Si c'est Bong comme ça
The Host fait mouche à tous les niveaux. Il n'y a pas que le monstre qui est superbement mis en scène. Bong Joon-Ho se creuse la tête pour mettre en valeur des espaces du quotidien, quand il ne sublime pas des lieux de perdition. On ne se remet toujours pas de ces égoûts transformés en un genre de temple urbain, de la facilité avec laquelle il passe des plans fixes centrés sur ses personnages à un montage frénétique mais toujours contrôlé lors des scènes d'action. L'écriture transpire également l'amour pour cette famille, offrant à chacun son moment de bravoure, jusqu'à un final doux-amer qui boucle la boucle avec tendresse.

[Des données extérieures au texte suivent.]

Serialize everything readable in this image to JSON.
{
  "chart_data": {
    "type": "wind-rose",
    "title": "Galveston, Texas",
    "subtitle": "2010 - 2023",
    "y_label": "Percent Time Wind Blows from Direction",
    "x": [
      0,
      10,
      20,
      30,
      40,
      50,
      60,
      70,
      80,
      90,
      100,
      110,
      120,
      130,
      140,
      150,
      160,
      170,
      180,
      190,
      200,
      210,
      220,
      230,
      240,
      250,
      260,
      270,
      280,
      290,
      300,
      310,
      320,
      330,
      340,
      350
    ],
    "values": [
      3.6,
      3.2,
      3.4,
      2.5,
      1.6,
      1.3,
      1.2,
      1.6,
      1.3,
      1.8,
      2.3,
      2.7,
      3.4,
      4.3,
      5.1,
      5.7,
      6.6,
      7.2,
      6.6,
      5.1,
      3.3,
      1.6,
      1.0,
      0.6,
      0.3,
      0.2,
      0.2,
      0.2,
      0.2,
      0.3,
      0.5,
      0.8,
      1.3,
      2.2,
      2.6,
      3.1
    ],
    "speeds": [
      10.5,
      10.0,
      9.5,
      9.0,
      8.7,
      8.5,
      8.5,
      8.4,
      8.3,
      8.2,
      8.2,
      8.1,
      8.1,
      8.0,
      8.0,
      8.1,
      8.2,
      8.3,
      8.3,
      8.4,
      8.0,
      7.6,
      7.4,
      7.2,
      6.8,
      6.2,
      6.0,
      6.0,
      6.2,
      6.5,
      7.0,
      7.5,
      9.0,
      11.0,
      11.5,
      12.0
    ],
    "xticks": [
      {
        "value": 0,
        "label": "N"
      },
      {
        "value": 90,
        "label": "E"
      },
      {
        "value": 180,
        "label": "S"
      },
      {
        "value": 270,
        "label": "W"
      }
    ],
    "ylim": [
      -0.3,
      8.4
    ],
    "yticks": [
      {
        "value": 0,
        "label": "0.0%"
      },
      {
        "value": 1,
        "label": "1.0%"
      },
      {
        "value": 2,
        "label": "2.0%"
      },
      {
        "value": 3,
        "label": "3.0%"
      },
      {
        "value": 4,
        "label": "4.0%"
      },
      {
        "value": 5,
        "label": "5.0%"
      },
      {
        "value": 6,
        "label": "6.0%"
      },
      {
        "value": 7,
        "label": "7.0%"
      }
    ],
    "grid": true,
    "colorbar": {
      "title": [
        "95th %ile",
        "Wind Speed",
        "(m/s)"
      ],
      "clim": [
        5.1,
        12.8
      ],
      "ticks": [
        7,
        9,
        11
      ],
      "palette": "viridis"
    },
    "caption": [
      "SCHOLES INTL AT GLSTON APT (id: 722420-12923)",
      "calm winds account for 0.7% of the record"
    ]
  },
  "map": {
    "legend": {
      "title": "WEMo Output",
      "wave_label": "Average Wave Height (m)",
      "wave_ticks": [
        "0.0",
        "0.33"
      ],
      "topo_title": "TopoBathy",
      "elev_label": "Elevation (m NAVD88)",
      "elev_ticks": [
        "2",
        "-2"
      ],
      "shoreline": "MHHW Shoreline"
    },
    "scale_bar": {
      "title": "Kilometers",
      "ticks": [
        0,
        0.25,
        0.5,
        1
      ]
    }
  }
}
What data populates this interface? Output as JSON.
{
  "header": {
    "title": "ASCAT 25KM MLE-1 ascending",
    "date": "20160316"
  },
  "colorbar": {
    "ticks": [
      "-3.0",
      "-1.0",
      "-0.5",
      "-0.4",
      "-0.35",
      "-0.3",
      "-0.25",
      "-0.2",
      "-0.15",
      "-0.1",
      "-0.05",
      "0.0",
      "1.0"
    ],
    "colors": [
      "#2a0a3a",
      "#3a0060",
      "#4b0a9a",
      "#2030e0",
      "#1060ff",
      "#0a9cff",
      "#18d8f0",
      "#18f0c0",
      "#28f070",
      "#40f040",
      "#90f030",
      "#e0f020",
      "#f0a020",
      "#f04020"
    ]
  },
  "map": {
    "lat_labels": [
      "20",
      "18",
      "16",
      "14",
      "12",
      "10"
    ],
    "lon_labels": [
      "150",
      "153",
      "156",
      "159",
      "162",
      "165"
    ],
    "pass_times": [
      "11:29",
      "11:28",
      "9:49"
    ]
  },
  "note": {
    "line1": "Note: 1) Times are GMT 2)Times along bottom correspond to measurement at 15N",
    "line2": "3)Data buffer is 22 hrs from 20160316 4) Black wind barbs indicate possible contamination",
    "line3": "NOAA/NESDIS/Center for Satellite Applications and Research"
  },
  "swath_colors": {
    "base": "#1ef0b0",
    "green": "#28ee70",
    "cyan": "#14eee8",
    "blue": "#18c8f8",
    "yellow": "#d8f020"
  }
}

The Host est un film de monstre, un thriller urbain, un pamphlet social, un appel à la révolte, une mise en garde écologique visionnaire – le traitement des faux infectés du virus fait froid dans le dos dans notre monde post-pandémie – qui ne perd jamais de vue l'essentiel : l'émotion. Il est le témoin d'un réalisateur en parfaite maîtrise de son sujet et de ses moyens. Sans donner l'impression de forcer, sans chercher à multiplier les effets gratuits ou à en mettre plein la vue. Tout en jonglant avec les genres, il parvient à rester juste, glissant ça et là quelques-unes de ses marottes pour marquer l'ensemble de son empreinte. Difficile de s'imaginer le choc que le film a pu représenter à sa sortie en 2006 pour la poignée de veinards qui ont eu la présence d'esprit de se laisser tenter. À l'époque, ils n'étaient pas nombreux à avoir vu poindre la lumière en provenance du Pays du Matin calme. Aujourd'hui, nous savons et vous savez. Alors ne passez pas à côté.